Protein plays a vital role in muscle strength, bone health as well as cell repairing and its generation. But that doesn't imply to eat a lot  of protein. High protein can cause negative effect on the body and can cause number of unwanted diseases. For that reason alone you need to understand how much amount of protein your actually require, its different for everyone. We see and know a lot of people that consume protein supplements or protein powders but many of these products have side effects which can further degrade your health instead of improving it. So if you are a regular person not a hardcore bodybuilder you actually don't need a lot of protein everyday.  Ingesting high amount of protein will put your health at risk as body will not be able to digest that high amount, you will put your body at risk and ultimately waste that extra protein amount because your body wont need it. High amount of protein  may deplete calcium in the body and if that happens you are inviting bone diseases like osteoporosis and other bone related issues.
Less carbohydrates and high protein diet may cause bad breath problem.

Recommended amount of protein

It varies from one person to another, your physical activity plays an important role in determining the protein amount you need daily. If you listen to the experts they will tell you that from the daily calories intake for a healthy adult its recommended between 10% to 35% from the total calories.
For example if a person is consuming 2500 calories than protein amount will be 500 calories or 20%.
Likewise a person who is 60 kg or 132 lbs. (pounds) will require 70g to 100g depending upon the lifestyle. Lets take another example if I'm a person that weighs 85kg or 187lbs (pounds) then my protein intake should be around 110g to 150g.

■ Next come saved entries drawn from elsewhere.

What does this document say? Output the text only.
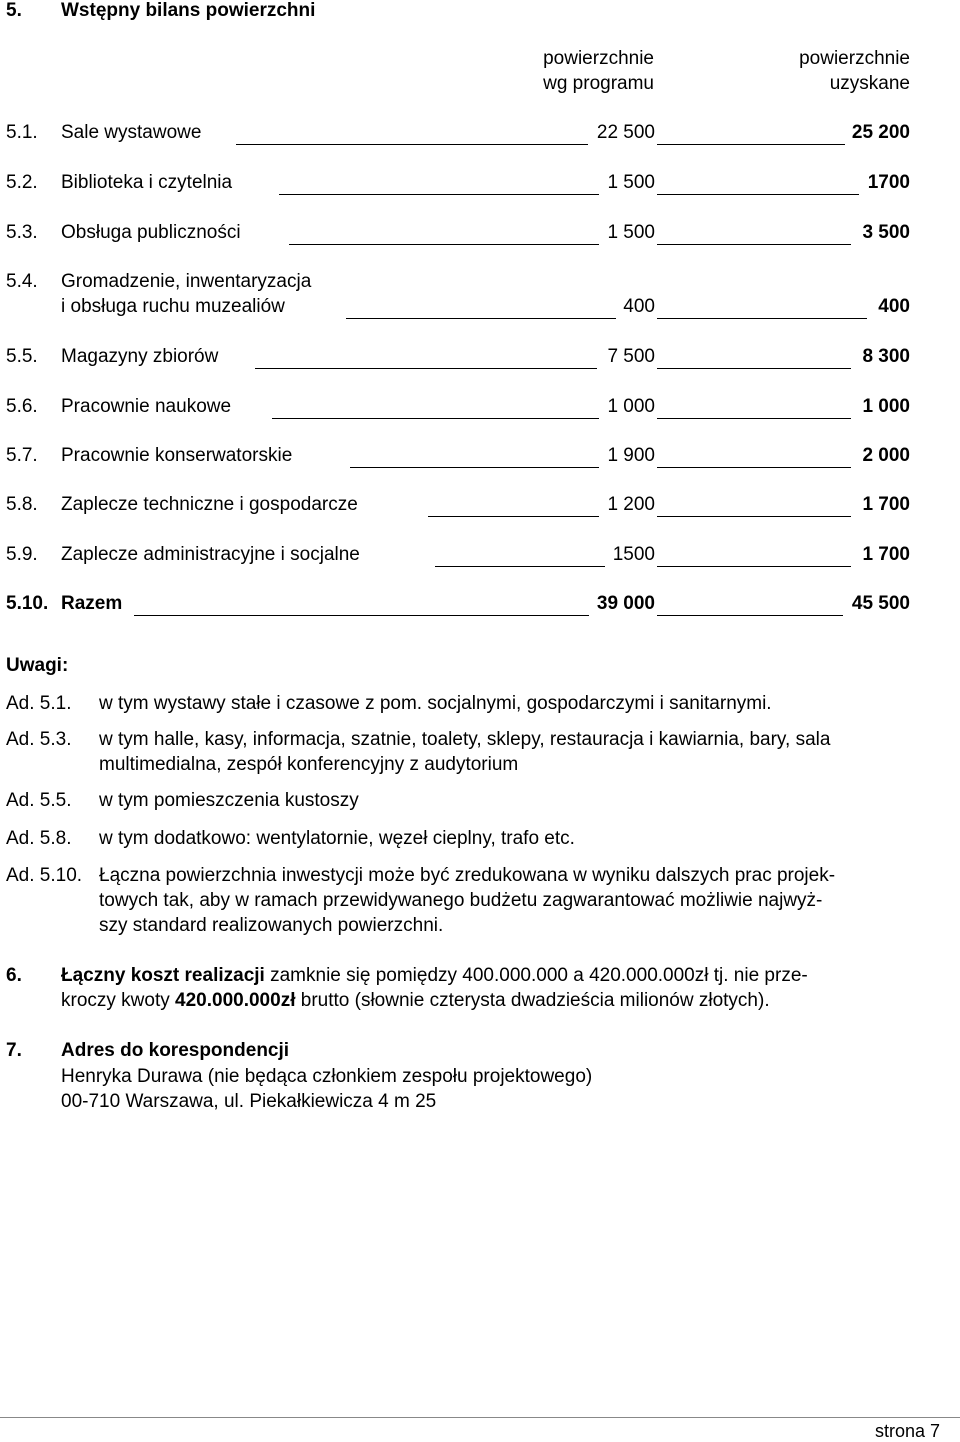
5. Wstępny bilans powierzchni
powierzchnie
wg programu
powierzchnie
uzyskane
5.1. Sale wystawowe	22 500	25 200
5.2. Biblioteka i czytelnia	1 500	1700
5.3. Obsługa publiczności	1 500	3 500
5.4. Gromadzenie, inwentaryzacja
i obsługa ruchu muzealiów	400	400
5.5. Magazyny zbiorów	7 500	8 300
5.6. Pracownie naukowe	1 000	1 000
5.7. Pracownie konserwatorskie	1 900	2 000
5.8. Zaplecze techniczne i gospodarcze	1 200	1 700
5.9. Zaplecze administracyjne i socjalne	1500	1 700
5.10. Razem	39 000	45 500
Uwagi:
Ad. 5.1. w tym wystawy stałe i czasowe z pom. socjalnymi, gospodarczymi i sanitarnymi.
Ad. 5.3. w tym halle, kasy, informacja, szatnie, toalety, sklepy, restauracja i kawiarnia, bary, sala
multimedialna, zespół konferencyjny z audytorium
Ad. 5.5. w tym pomieszczenia kustoszy
Ad. 5.8. w tym dodatkowo: wentylatornie, węzeł cieplny, trafo etc.
Ad. 5.10. Łączna powierzchnia inwestycji może być zredukowana w wyniku dalszych prac projek-
towych tak, aby w ramach przewidywanego budżetu zagwarantować możliwie najwyż-
szy standard realizowanych powierzchni.
6. Łączny koszt realizacji zamknie się pomiędzy 400.000.000 a 420.000.000zł tj. nie prze-
kroczy kwoty 420.000.000zł brutto (słownie czterysta dwadzieścia milionów złotych).
7. Adres do korespondencji
Henryka Durawa (nie będąca członkiem zespołu projektowego)
00-710 Warszawa, ul. Piekałkiewicza 4 m 25
strona 7
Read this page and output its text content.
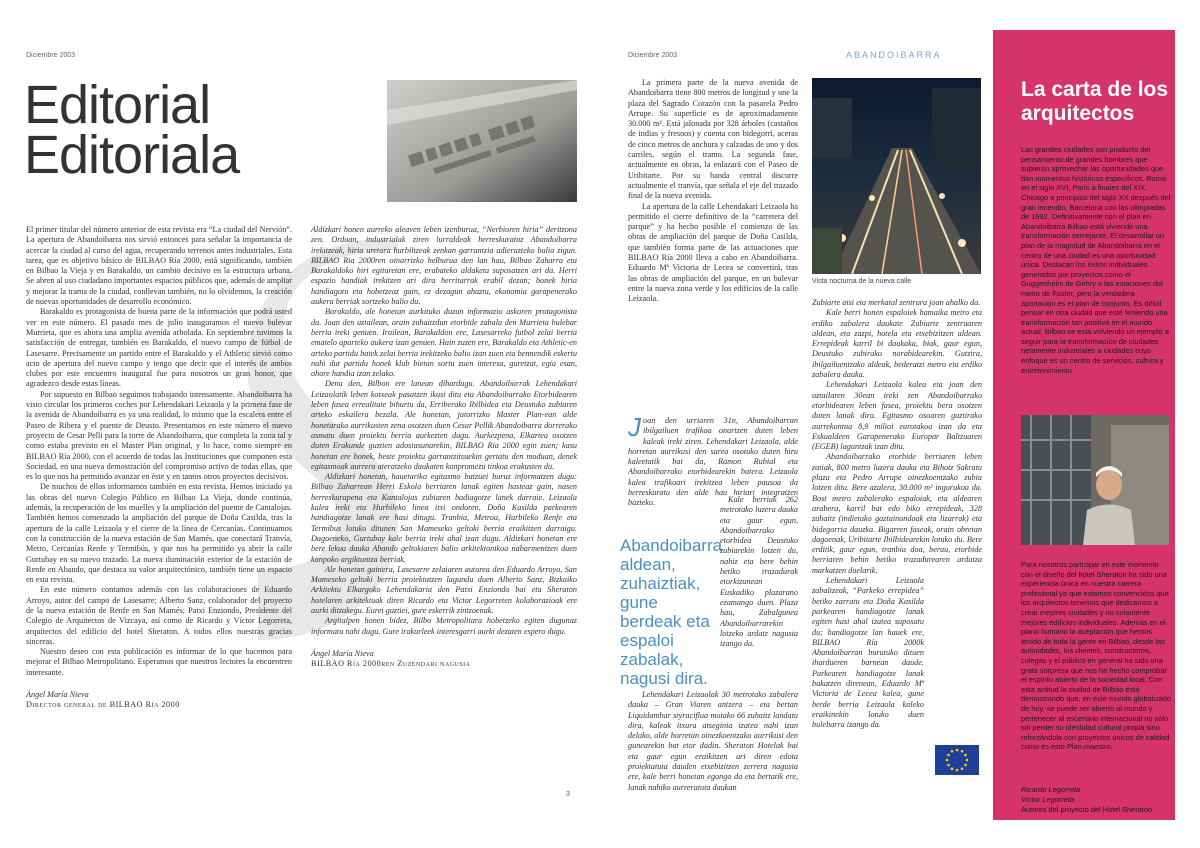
Diciembre 2003
Editorial
Editoriala

El primer titular del número anterior de esta revista era “La ciudad del Nervión”. La apertura de Abandoibarra nos sirvió entonces para señalar la importancia de acercar la ciudad al curso del agua, recuperando terrenos antes industriales. Esta tarea, que es objetivo básico de BILBAO Ría 2000, está significando, también en Bilbao la Vieja y en Barakaldo, un cambio decisivo en la estructura urbana. Se abren al uso ciudadano importantes espacios públicos que, además de ampliar y mejorar la trama de la ciudad, conllevan también, no lo olvidemos, la creación de nuevas oportunidades de desarrollo económico.

Barakaldo es protagonista de buena parte de la información que podrá usted ver en este número. El pasado mes de julio inauguramos el nuevo bulevar Murrieta, que es ahora una amplia avenida arbolada. En septiembre tuvimos la satisfacción de entregar, también en Barakaldo, el nuevo campo de fútbol de Lasesarre. Precisamente un partido entre el Barakaldo y el Athletic sirvió como acto de apertura del nuevo campo y tengo que decir que el interés de ambos clubes por este encuentro inaugural fue para nosotros un gran honor, que agradezco desde estas líneas.

Por supuesto en Bilbao seguimos trabajando intensamente. Abandoibarra ha visto circular los primeros coches por Lehendakari Leizaola y la primera fase de la avenida de Abandoibarra es ya una realidad, lo mismo que la escalera entre el Paseo de Ribera y el puente de Deusto. Presentamos en este número el nuevo proyecto de Cesar Pelli para la torre de Abandoibarra, que completa la zona tal y como estaba previsto en el Master Plan original, y lo hace, como siempre en BILBAO Ría 2000, con el acuerdo de todas las Instituciones que componen esta Sociedad, en una nueva demostración del compromiso activo de todas ellas, que es lo que nos ha permitido avanzar en éste y en tantos otros proyectos decisivos.

De muchos de ellos informamos también en esta revista. Hemos iniciado ya las obras del nuevo Colegio Público en Bilbao La Vieja, donde continúa, además, la recuperación de los muelles y la ampliación del puente de Cantalojas. También hemos comenzado la ampliación del parque de Doña Casilda, tras la apertura de la calle Leizaola y el cierre de la línea de Cercanías. Continuamos con la construcción de la nueva estación de San Mamés, que conectará Tranvía, Metro, Cercanías Renfe y Termibús, y que nos ha permitido ya abrir la calle Gurtubay en su nuevo trazado. La nueva iluminación exterior de la estación de Renfe en Abando, que destaca su valor arquitectónico, también tiene un espacio en esta revista.

En este número contamos además con las colaboraciones de Eduardo Arroyo, autor del campo de Lasesarre; Alberto Sanz, colaborador del proyecto de la nueva estación de Renfe en San Mamés; Patxi Enziondo, Presidente del Colegio de Arquitectos de Vizcaya, así como de Ricardo y Víctor Legorreta, arquitectos del edificio del hotel Sheraton. A todos ellos nuestras gracias sinceras.

Nuestro deseo con esta publicación es informar de lo que hacemos para mejorar el Bilbao Metropolitano. Esperamos que nuestros lectores la encuentren interesante.

Ángel María Nieva
Director general de BILBAO Ría 2000

Aldizkari honen aurreko aleaven leben izenburua, “Nerbioren hiria” deritzona zen. Orduan, industrialak ziren lurraldeak berreskuratuz Abandoibarra irekitzeak, hiria uretara hurbiltzeak zenkan garrantzia adierazteko balio zigun. BILBAO Ria 2000ren oinarrizko helburua den lan hau, Bilbao Zaharra eta Barakaldoko hiri egituretan ere, erabateko aldaketa suposatzen ari da. Herri espazio handiak irekitzen ari dira herritarrak erabil dezan; bonek hiria handiagotu eta hobetzeaz gain, ez dezagun ahaztu, ekonomia garapenerako aukera berriak sortzeko balio du.

Barakaldo, ale honetan aurkituko duzun informazio askoren protagonista da. Joan den uztailean, orain zuhaitzdun etorbide zabala den Murrieta bulebar berria ireki genuen. Irailean, Barakaldon ere, Lasesarreko futbol zelai berria ematelo aparteko aukera izan genuen. Hain zuzen ere, Barakaldo eta Athletic-en arteko partidu batek zelai berria irekitzeko balio izan zuen eta bennendik eskertu nahi dut partidu honek klub bietan sortu zuen interesa, guretzat, egia esan, ohore handia izan zelako.

Dena den, Bilbon ere lanean dihardugu. Abandoibarrak Lehendakari Leizaolatik leben kotxeak pasatzen ikusi ditu eta Abandoibarrako Etorbidearen leben fasea errealitate bihurtu da, Erriberako Ibilbidea eta Deustuko zubiaren arteko eskailera bezala. Ale honetan, jatorrizko Master Plan-ean alde honetarako aurrikusten zena osotzen duen Cesar Pellik Abandoibarra dorrerako asmatu duen proiektu berria aurkezten dugu. Aurkezpena, Elkartea osotzen duten Erakunde guztien adostasunarekin, BILBAO Ria 2000 egin zuen; kasu honetan ere bonek, beste proiektu garrantzitsuekin gertatu den moduan, denek egitasmoak aurrera ateratzeko daukaten konpromezu tinkoa erakusten du.

Aldizkari honetan, hauetariko egitasmo batzuei buruz informatzen dugu: Bilbao Zaharrean Herri Eskola berriaren lanak egiten hasteaz gain, nasen berreskurapena eta Kantalojas zubiaren badiagotze lanek darraie. Leizaola kalea ireki eta Hurbileko linea itxi ondoren, Doña Kasilda parkearen handiagotze lanak ere hasi ditugu. Tranbia, Metroa, Hurbileko Renfe eta Termibus lotuko ditunen San Mameseko geltoki berria eraikitzen darraigu. Dagoeneko, Gurtubay kale berria ireki ahal izan dugu. Aldizkari honetan ere bere lekua dauka Abando geltokiaren balio arkitektonikoa nabarmentzen duen kanpoko argiktuntza berriak.

Ale honetan gainera, Lasesarre zelaiaren autorea den Eduardo Arroyo, San Mameseko geltoki berria proiektatzen lagundu duen Alberto Sanz, Bizkaiko Arkitektu Elkargoko Lehendakaria den Patxi Enziondo bai eta Sheraton hotelaren arkitektuak diren Ricardo eta Victor Legorreten kolaborazioak ere aurki ditzakegu. Eurei guztiei, gure eskerrik zintzoenak.

Argitalpen honen bidez, Bilbo Metropolitara hobetzeko egiten dugunaz informatu nahi dugu. Gure irakurleek interesgarri aurki dezaten espero dugu.

Ángel María Nieva
BILBAO Ría 2000ren Zuzendari nagusia
3
Diciembre 2003	ABANDOIBARRA

La primera parte de la nueva avenida de Abandoibarra tiene 800 metros de longitud y une la plaza del Sagrado Corazón con la pasarela Pedro Arrupe. Su superficie es de aproximadamente 30.000 m². Está jalonada por 328 árboles (castaños de indias y fresnos) y cuenta con bidegorri, aceras de cinco metros de anchura y calzadas de uno y dos carriles, según el tramo. La segunda fase, actualmente en obras, la enlazará con el Paseo de Uribitarte. Por su banda central discurre actualmente el tranvía, que señala el eje del trazado final de la nueva avenida.

La apertura de la calle Lehendakari Leizaola ha permitido el cierre definitivo de la “carretera del parque” y ha hecho posible el comienzo de las obras de ampliación del parque de Doña Casilda, que también forma parte de las actuaciones que BILBAO Ría 2000 lleva a cabo en Abandoibarra. Eduardo Mª Victoria de Lecea se convertirá, tras las obras de ampliación del parque, en un bulevar entre la nueva zona verde y los edificios de la calle Leizaola.

Vista nocturna de la nueva calle
J oan den urriaren 31n, Abandoibarran ibilgailuen trafikoa onartzen duten leben kaleak ireki ziren. Lehendakari Leizaola, alde horretan aurrikusi den sarea osotuko duten hiru kaleetatik bat da, Ramon Rubial eta Abandoibarrako etorbidearekin batera. Leizaola kalea trafikoari irekitzea leben pausoa da berreskuratu den alde hau hiriari integratzen bazteko.
Abandoibarra aldean, zuhaiztiak, gune berdeak eta espaloi zabalak, nagusi dira.

Kale berriak 262 metrotako luzera dauka eta gaur egun, Abandoibarrako etorbidea Deustuko zubiarekin lotzen du, nahiz eta bere behin betiko trazadurak etorkizunean Euskadiko plazarano ezamango duen. Plaza hau, Zabalgunea Abandoibarrarekin lotzeko ardatz nagusia izango da.

Lehendakari Leizaolak 30 metrotako zabalera dauka – Gran Viaren antzera – eta bertan Liquidambar styraciflua motako 66 zuhaitz landatu dira, kaleak itxura atseginia izatea nahi izan delako, alde horretan oinezkoentzako aurrikusi den gunearekin bat etor dadin. Sheraton Hotelak bai eta gaur egun eraikitzen ari diren edota proiektatuta dauden etxebizitzen zerrera nagusia ere, kale berri honetan egongo da eta bertatik ere, lanak nahiko aurreratuta daukan

Zubiarte aisi eta merkatal zentrura joan ahalko da.

Kale berri honen espaloiek hamaika metro eta erdiko zabalera daukate Zubiarte zentruaren aldean, eta zazpi, hotela eta etxebizitzen aldean. Errepideak karril bi daukaka, biak, gaur egun, Deustuko zubirako norabidearekin. Gutzira, ibilgailuentzako aldeak, bederatzi metro eta erdiko zabalera dauka.

Lehendakari Leizaola kalea eta joan den uztailaren 30ean ireki zen Abandoibarrako etorbidearen leben fasea, proiektu bera osotzen duten lanak dira. Egitasmo osoaren guztirako aurrekontua 8,9 milioi eurotakoa izan da eta Eskualdeen Garapenerako Europar Baltzuaren (EGEB) laguntzak izan ditu.

Abandoibarrako etorbide berriaren leben zatiak, 800 metro luzera dauka eta Bihotz Sakratu plaza eta Pedro Arrupe oinezkoentzako zubia lotzen ditu. Bere azalera, 30.000 m² ingurukoa da. Bost metro zabalerako espaloiak, eta aldearen arabera, karril bat edo biko errepideak, 328 zuhaitz (indietako gaztainondoak eta lizarrak) eta bidegorria dauzka. Bigarren faseak, orain obretan dagoenak, Uribitarte Ibilbidearekin lotuko du. Bere erditik, gaur egun, tranbia doa, berau, etorbide berriaren behin betiko trazadurearen ardatza markatzen duelarik.

Lehendakari Leizaola zabaltzeak, “Parkeko errepidea” betiko zarratu eta Doña Kasilda parkearen handiagotze lanak egiten hasi ahal izatea suposatu du; handiagotze lan hauek ere, BILBAO Ría 2000k Abandoibarran burutuko dituen ihardueren barnean daude. Parkearen handiagotze lanak bukatzen direnean, Eduardo Mª Victoria de Lecea kalea, gune berde berria Leizaola kaleko eraikinekin lotuko duen bulebarra izango da.

La carta de los arquitectos
Las grandes ciudades son producto del pensamiento de grandes hombres que supieron aprovechar las oportunidades que dan momentos históricos específicos. Roma en el siglo XVI, París a finales del XIX, Chicago a principios del siglo XX después del gran incendio, Barcelona con las olimpiadas de 1992. Definitivamente con el plan en Abandoibarra Bilbao está viviendo una transformación semejante. El desarrollar un plan de la magnitud de Abandoibarra en el centro de una ciudad es una oportunidad única. Destacan los éxitos individuales generados por proyectos como el Guggenheim de Gehry o las estaciones del metro de Foster, pero la verdadera aportación es el plan de conjunto. Es difícil pensar en otra ciudad que esté teniendo una transformación tan positiva en el mundo actual, Bilbao se está volviendo un ejemplo a seguir para la transformación de ciudades netamente industriales a ciudades cuyo enfoque es un centro de servicios, cultura y entretenimiento.
Para nosotros participar en este momento con el diseño del hotel Sheraton ha sido una experiencia única en nuestra carrera profesional ya que estamos convencidos que los arquitectos tenemos que dedicarnos a crear mejores ciudades y no solamente mejores edificios individuales. Además en el plano humano la aceptación que hemos tenido de toda la gente en Bilbao, desde las autoridades, los clientes, constructores, colegas y el público en general ha sido una grata sorpresa que nos ha hecho comprobar el espíritu abierto de la sociedad local. Con esta actitud la ciudad de Bilbao está demostrando que, en este mundo globalizado de hoy, se puede ser abierto al mundo y pertenecer al escenario internacional no sólo sin perder su identidad cultural propia sino reforzándola con proyectos únicos de calidad como es este Plan maestro.
Ricardo Legorreta
Víctor Legorreta
Autores del proyecto del Hotel Sheraton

Amazing high protein foods that have amazing protein amount

Superfoods like almonds, cashews are amazing source of protein and should be included in your diet. Though you should avoid salted nuts. 6g of protein can be achieved from eating 20 almonds plus you will also get Vitamin E and essential dietary fiber.
Another amazing addition could be green peas! They are excellent source of protein, a cup of green peas equals to 9g protein plus vitamins like Vitamin A,K,C and high quality fiber and minerals.
Oats! I mean who doesn't like oats right? A good source of high protein plus soluble fiber that helps to lower cholesterol. 6g of protein from just a small cup of oats.
Another protein rich food is egg protein are excellent source for protein, typically protein in 1 egg is around 6g to 8g.
Other protein rich foods that can be added to your daily diet to give you the protein boost are chia seeds, avocado, fruits like bananas, guava, berries, broccoli, spinach, sweet potatoes etc.